10 Series Netflix LGBT Terbaik, Wajib Ditonton
1. Heartstopper
Kalau bicara series Netflix LGBT, Heartstopper jelas sulit dilewatkan. Serial ini mengikuti kisah Charlie dan Nick, dua remaja yang awalnya berteman lalu perlahan menyadari perasaan masing-masing. Ceritanya ringan, hangat, dan cocok untuk penonton yang mencari kisah coming-of-age tanpa terlalu banyak konflik gelap.

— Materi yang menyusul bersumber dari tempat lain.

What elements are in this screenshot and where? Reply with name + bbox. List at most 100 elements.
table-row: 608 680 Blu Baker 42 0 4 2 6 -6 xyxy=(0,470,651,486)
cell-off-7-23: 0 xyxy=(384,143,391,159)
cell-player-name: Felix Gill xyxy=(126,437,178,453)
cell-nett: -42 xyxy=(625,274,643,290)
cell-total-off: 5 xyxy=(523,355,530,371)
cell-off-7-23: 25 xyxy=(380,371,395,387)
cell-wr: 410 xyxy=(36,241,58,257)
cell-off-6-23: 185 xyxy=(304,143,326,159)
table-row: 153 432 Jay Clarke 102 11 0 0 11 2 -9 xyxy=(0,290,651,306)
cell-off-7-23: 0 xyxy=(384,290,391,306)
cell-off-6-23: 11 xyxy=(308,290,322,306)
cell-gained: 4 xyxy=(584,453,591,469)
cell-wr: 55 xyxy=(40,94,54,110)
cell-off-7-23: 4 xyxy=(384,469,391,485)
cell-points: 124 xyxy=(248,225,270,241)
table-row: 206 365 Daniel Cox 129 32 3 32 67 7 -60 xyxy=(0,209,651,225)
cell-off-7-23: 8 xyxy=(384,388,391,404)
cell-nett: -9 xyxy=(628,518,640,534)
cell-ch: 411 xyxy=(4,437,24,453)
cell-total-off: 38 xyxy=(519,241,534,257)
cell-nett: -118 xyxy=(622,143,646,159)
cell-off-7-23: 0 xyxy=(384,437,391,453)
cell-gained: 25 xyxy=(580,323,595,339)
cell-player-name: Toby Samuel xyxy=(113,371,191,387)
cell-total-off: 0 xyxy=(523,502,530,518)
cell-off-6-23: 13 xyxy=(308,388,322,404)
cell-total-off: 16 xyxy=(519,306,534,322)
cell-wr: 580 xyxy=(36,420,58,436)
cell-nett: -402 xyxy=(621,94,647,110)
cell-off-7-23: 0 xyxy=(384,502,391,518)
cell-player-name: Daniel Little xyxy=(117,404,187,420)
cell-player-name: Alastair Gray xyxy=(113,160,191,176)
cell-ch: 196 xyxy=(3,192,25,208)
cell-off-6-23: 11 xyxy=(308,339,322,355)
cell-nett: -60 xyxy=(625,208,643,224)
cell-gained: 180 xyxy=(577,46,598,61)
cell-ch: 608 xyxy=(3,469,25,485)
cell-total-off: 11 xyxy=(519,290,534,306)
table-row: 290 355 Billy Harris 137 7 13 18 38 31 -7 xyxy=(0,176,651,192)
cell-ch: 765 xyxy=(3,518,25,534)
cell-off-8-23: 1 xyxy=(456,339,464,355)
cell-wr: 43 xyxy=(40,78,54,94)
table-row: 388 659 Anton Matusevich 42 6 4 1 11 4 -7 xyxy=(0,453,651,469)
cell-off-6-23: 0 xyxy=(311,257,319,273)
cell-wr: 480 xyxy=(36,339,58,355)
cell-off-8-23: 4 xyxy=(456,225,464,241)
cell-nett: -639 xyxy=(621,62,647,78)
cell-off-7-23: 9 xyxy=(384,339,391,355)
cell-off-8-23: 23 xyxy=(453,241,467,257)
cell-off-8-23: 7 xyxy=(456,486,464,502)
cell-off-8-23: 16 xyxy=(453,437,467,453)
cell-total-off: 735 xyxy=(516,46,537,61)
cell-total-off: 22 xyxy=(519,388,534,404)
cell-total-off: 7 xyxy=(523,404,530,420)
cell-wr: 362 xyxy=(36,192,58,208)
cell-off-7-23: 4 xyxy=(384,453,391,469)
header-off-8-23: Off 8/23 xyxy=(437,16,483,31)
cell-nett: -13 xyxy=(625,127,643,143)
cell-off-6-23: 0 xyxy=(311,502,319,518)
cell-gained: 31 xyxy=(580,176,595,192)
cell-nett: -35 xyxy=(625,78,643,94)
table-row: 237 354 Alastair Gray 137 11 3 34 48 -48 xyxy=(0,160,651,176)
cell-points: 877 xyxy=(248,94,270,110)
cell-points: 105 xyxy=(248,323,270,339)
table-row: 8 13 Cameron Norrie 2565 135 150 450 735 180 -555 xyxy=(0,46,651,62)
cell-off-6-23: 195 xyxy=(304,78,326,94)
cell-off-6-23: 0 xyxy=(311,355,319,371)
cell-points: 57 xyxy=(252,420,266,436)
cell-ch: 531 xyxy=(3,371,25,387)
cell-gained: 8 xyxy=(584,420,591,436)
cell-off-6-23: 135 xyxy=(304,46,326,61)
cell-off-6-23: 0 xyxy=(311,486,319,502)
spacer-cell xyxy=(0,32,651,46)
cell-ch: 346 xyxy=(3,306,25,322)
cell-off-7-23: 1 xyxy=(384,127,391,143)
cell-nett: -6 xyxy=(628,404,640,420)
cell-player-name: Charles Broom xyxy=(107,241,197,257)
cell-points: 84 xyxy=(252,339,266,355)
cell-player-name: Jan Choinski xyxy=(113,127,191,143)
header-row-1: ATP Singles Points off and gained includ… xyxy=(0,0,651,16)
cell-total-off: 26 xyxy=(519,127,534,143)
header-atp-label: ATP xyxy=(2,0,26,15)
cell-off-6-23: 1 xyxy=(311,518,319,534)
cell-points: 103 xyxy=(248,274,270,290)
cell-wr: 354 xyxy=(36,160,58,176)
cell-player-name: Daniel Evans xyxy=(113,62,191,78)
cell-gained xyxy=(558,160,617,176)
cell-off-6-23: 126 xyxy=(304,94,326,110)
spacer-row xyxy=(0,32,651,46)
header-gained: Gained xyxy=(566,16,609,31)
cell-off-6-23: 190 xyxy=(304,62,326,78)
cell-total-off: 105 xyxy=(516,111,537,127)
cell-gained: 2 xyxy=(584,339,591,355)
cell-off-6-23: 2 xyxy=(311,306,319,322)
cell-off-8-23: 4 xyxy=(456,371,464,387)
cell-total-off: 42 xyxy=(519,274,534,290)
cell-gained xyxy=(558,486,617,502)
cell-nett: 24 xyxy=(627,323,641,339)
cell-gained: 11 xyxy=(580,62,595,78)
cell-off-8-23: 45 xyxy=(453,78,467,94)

Netflix telah merilis tiga musim Heartstopper, dan Season 3 hadir pada 3 Oktober 2024 dengan delapan episode. Netflix juga mengumumkan Heartstopper Forever, film penutup kisah Nick dan Charlie, yang dijadwalkan tayang pada 17 Juli 2026.
Serial ini cocok untuk penonton yang suka cerita manis, visual cerah, dan karakter yang relatable. Temanya tidak hanya soal cinta, tetapi juga kesehatan mental, persahabatan, dan proses memahami identitas diri.
2. Young Royals
Young Royals membawa kisah LGBT ke lingkungan kerajaan Swedia. Fokusnya ada pada Pangeran Wilhelm yang harus menghadapi benturan antara tugas kerajaan, tekanan publik, dan perasaannya kepada Simon.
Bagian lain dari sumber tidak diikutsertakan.